We certainly don't need a committee of foreigners who call themselves "experts" to dictate our laws or customs. But that's what this treaty and most other U.N. treaties try to do.
We already have protections and benefits for persons with disabilities enshrined in U.S. laws, regulations and enforcement mechanisms. Prominent among these laws are the Americans with Disabilities Act, the Individuals with Disabilities Education Act, the Fair Housing Act and the Rehabilitation Act of 1973.
Other laws that benefit persons with disabilities are the Telecommunications Act of 1996, the Air Carrier Access Act of 1986, the Voting Accessibility for the Elderly and Handicapped Act of 1984, the Civil Rights of Institutionalized Persons Act and the Architectural Barriers Act of 1968. These federal laws are enforced by numerous federal agencies, particularly the Civil Rights Division of the Department of Justice.
Recommended
The U.N. General Assembly adopted the CRPD on Dec. 13, 2006, and it became part of what globalists euphemistically call international law on May 3, 2008, after 20 nations ratified it. The treaty now has 117 nations that have ratified it.
Under the CRPD, we would be required to make regular reports to a "committee of experts" to prove we are obeying the treaty. The "experts" would have the authority to review our reports and make "such suggestions and general recommendations on the report as it may consider appropriate."
These demands are often outside the treaty's scope of subject matter. They override national sovereignty in pursuit of social engineering, feminist ideology or merely busybody interference in a country's internal affairs.
CRPD's Article 7 gives the government the power to override every decision of the parent of a disabled child by using the caveat "the best interest of the child." This phrase has already been abused by family courts to substitute judges' decisions for parents' decisions and transferring the use of that phrase to the government or to a U.N. committee is the wrong way to go.
The feminists saw to it that this treaty on disabilities includes language in Article 25 that requires signatory states to "provide persons with disabilities ... free or affordable health care ... including in the area of sexual and reproductive health and population-based health programmes." Wow!
When the U.N. approved the CRPD, the United States made a statement that the phrase "reproductive health" does not include abortion. But that's just whistling in the wind because international law does not recognize the validity of one nation's reservations to a treaty ratified by many other nations.
Furthermore, U.S. Secretary of State Hillary Clinton is on record as stating that the definition of "reproductive health" includes abortion. In testifying before the House Foreign Affairs Committee on April 22, 2009, she said: "Family planning is an important part of women's health, and reproductive health includes access to abortion."

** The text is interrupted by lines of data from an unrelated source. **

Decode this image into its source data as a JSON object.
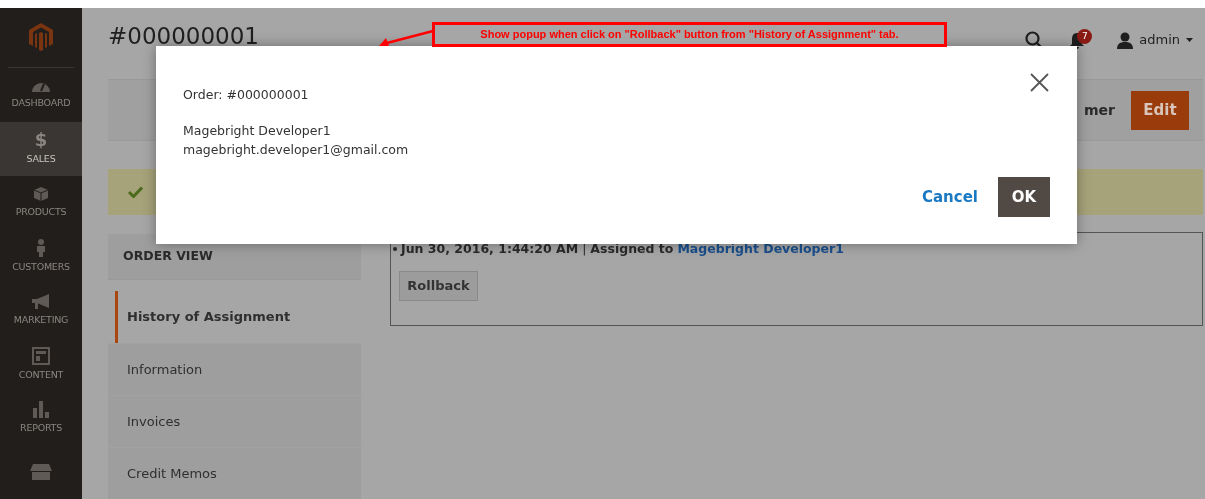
{
  "sidebar": {
    "items": [
      {
        "kind": "logo"
      },
      {
        "kind": "dashboard",
        "label": "DASHBOARD",
        "selected": false
      },
      {
        "kind": "sales",
        "label": "SALES",
        "selected": true,
        "glyph": "$"
      },
      {
        "kind": "products",
        "label": "PRODUCTS",
        "selected": false
      },
      {
        "kind": "customers",
        "label": "CUSTOMERS",
        "selected": false
      },
      {
        "kind": "marketing",
        "label": "MARKETING",
        "selected": false
      },
      {
        "kind": "content",
        "label": "CONTENT",
        "selected": false
      },
      {
        "kind": "reports",
        "label": "REPORTS",
        "selected": false
      },
      {
        "kind": "stores",
        "selected": false
      }
    ]
  },
  "header": {
    "title": "#000000001",
    "notifications": "7",
    "user": "admin"
  },
  "toolbar": {
    "partial_button": "mer",
    "edit_button": "Edit"
  },
  "tabs": {
    "heading": "ORDER VIEW",
    "items": [
      {
        "label": "History of Assignment",
        "selected": true
      },
      {
        "label": "Information",
        "selected": false
      },
      {
        "label": "Invoices",
        "selected": false
      },
      {
        "label": "Credit Memos",
        "selected": false
      }
    ]
  },
  "history": {
    "date": "Jun 30, 2016, 1:44:20 AM",
    "separator": "|",
    "action": "Assigned to",
    "assignee": "Magebright Developer1",
    "button": "Rollback"
  },
  "modal": {
    "order": "Order: #000000001",
    "name": "Magebright Developer1",
    "email": "magebright.developer1@gmail.com",
    "cancel": "Cancel",
    "ok": "OK"
  },
  "annotation": {
    "text": "Show popup when click on \"Rollback\" button from \"History of Assignment\" tab."
  }
}
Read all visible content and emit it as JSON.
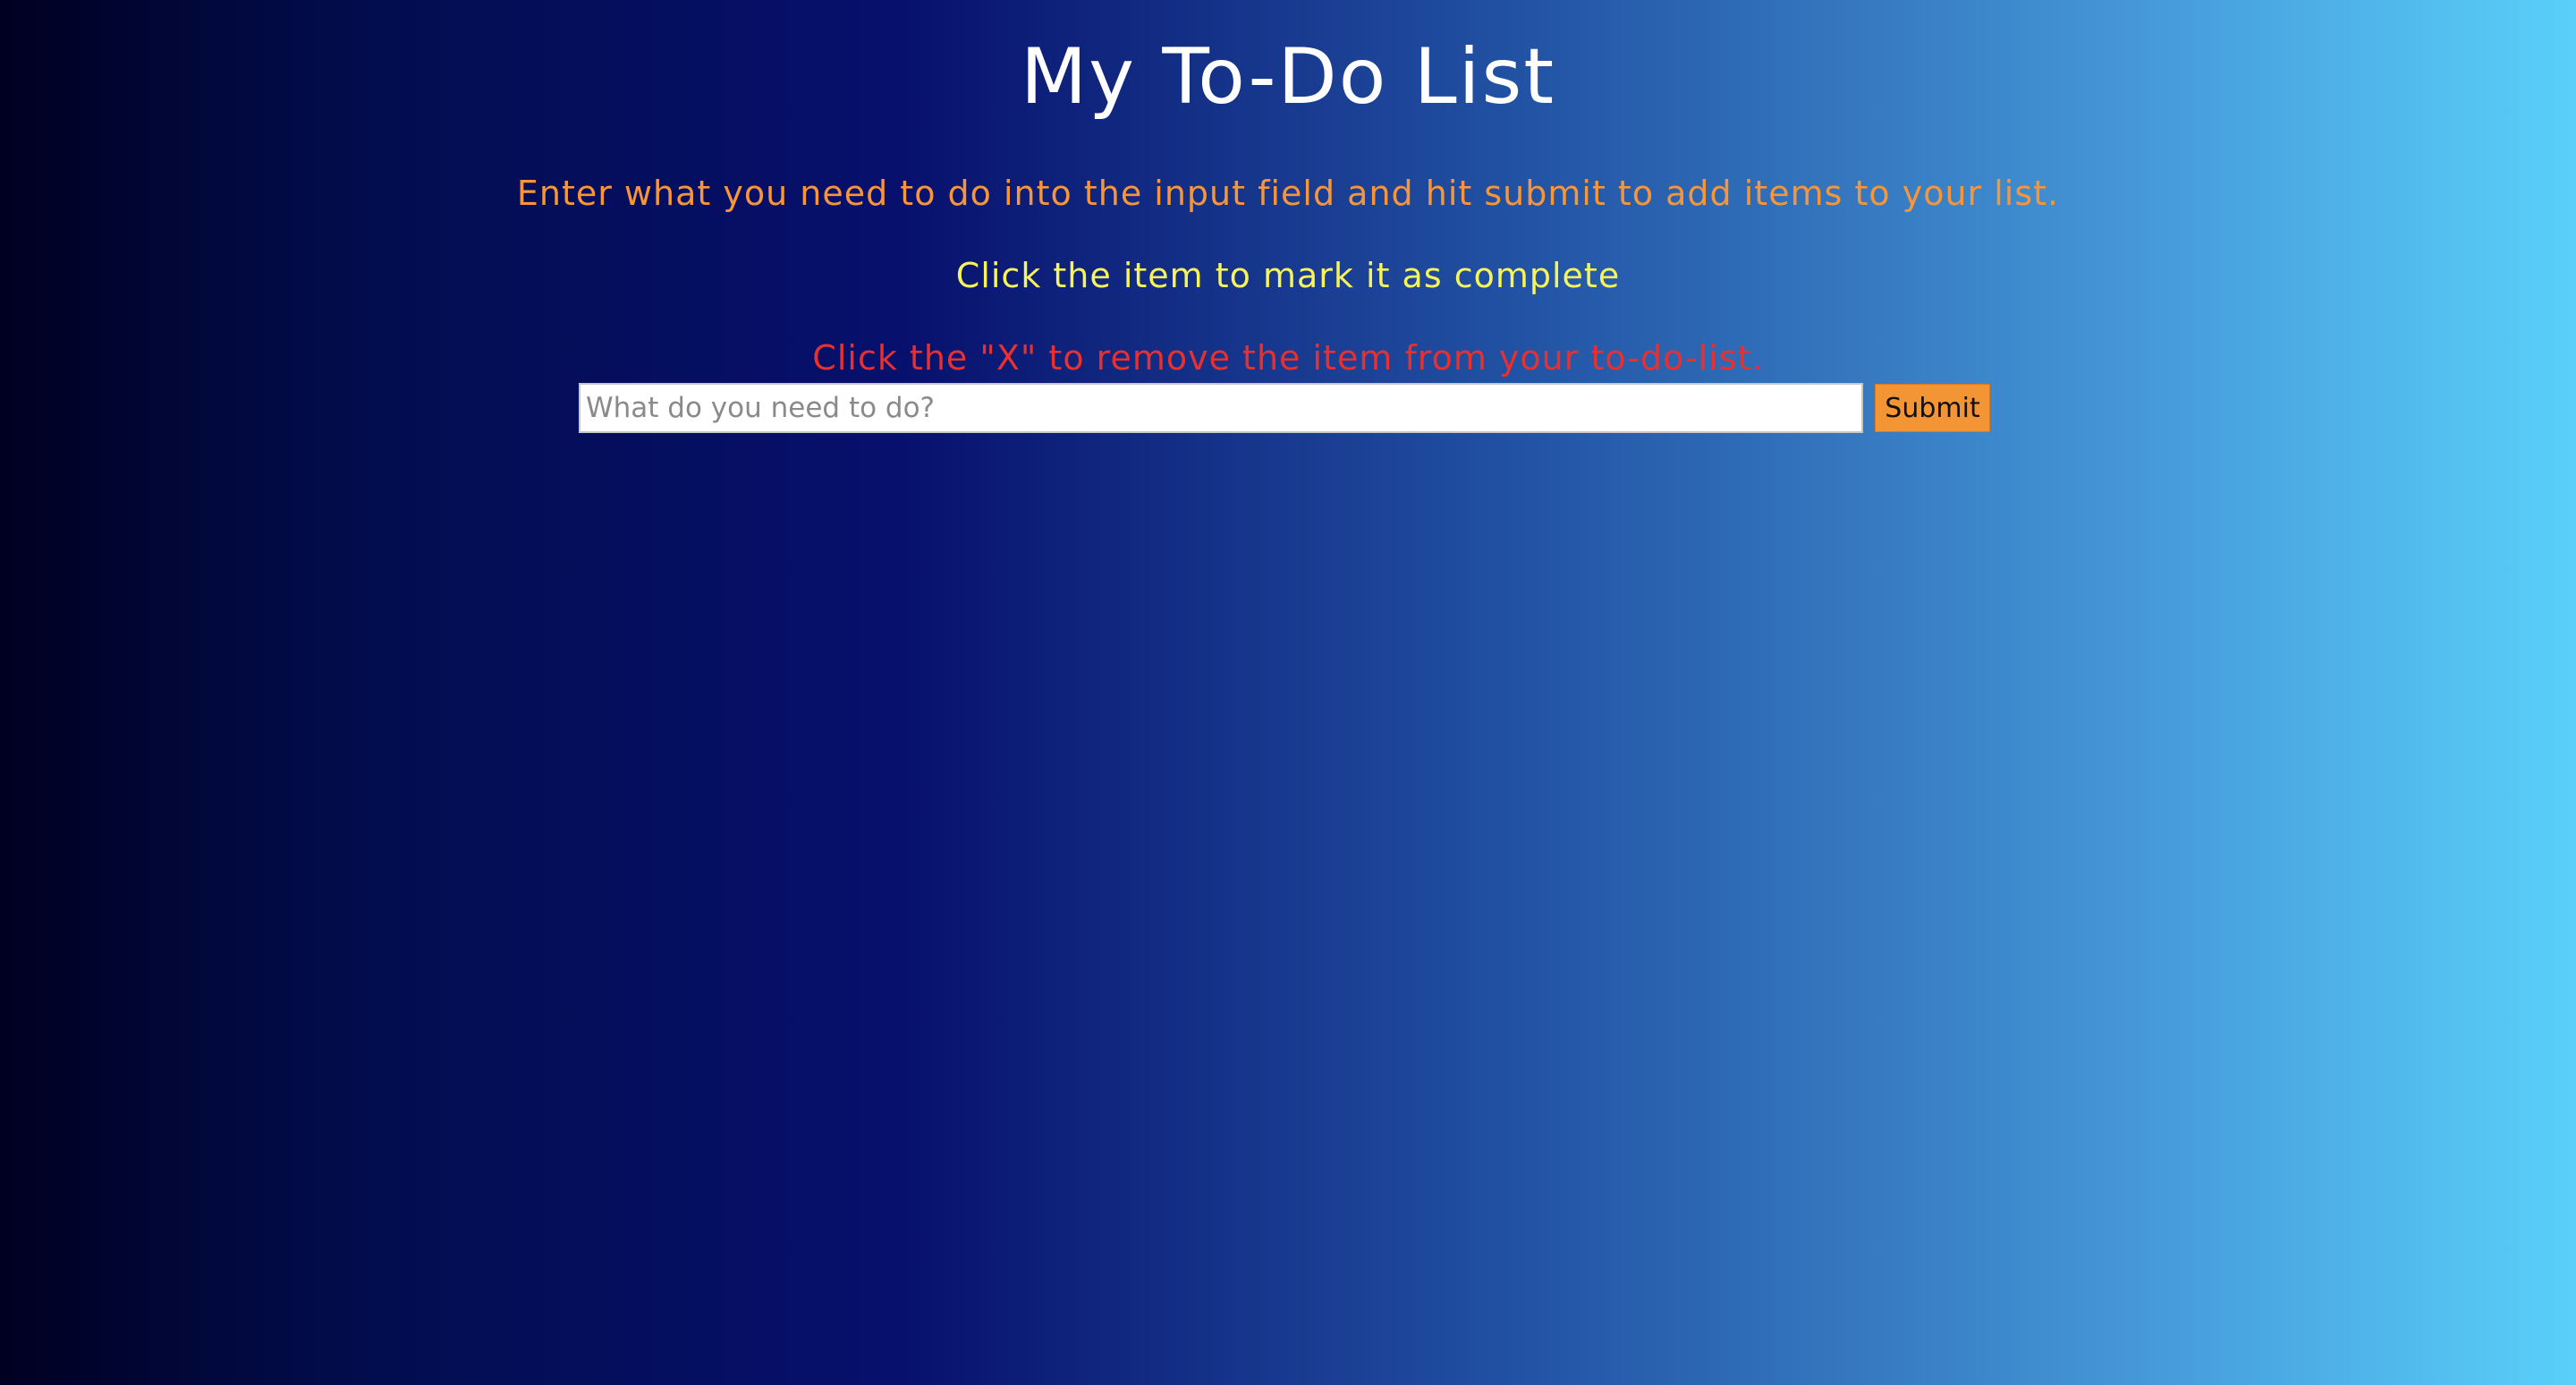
{
  "header": {
    "title": "My To-Do List"
  },
  "instructions": {
    "enter": "Enter what you need to do into the input field and hit submit to add items to your list.",
    "complete": "Click the item to mark it as complete",
    "remove": "Click the \"X\" to remove the item from your to-do-list."
  },
  "form": {
    "input_value": "",
    "input_placeholder": "What do you need to do?",
    "submit_label": "Submit"
  },
  "colors": {
    "title": "#ffffff",
    "enter_text": "#f7953a",
    "complete_text": "#f7f35a",
    "remove_text": "#e83030",
    "submit_button": "#f39535",
    "gradient_start": "#000021",
    "gradient_mid": "#07106d",
    "gradient_end": "#59d0fa"
  },
  "todo_items": []
}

After ratification, treaties become part of the "supreme law" of the United States on a par with federal statutes. That gives supremacist judges the power to invent their own interpretations, which some are all too eager to do.
It's easy to predict that some pro-abortion supremacist judges will rule that the CRPD, if part of the supreme law of our land, includes abortion. Several Supreme Court justices, including Ruth Bader Ginsburg, have urged us to use foreign law in interpreting U.S. domestic law.
Americans may differ about the legality and the scope of abortion rights, but it's unlikely that any of us want those decisions to be made by a U.N. "committee of experts."
Another problem with this treaty on disabilities is its failure to give workable definitions. When the treaty states that "disability is an evolving concept" that means open sesame for litigation against the U.S.
This treaty is a broadside attack on parents' rights to raise their children, and it's a particular threat to homeschooling families because of the known bureaucratic bias against homeschooling and against spanking. It is clear that both the United States and persons with disabilities are much better off relying on U.S. law than on any U.N. treaty.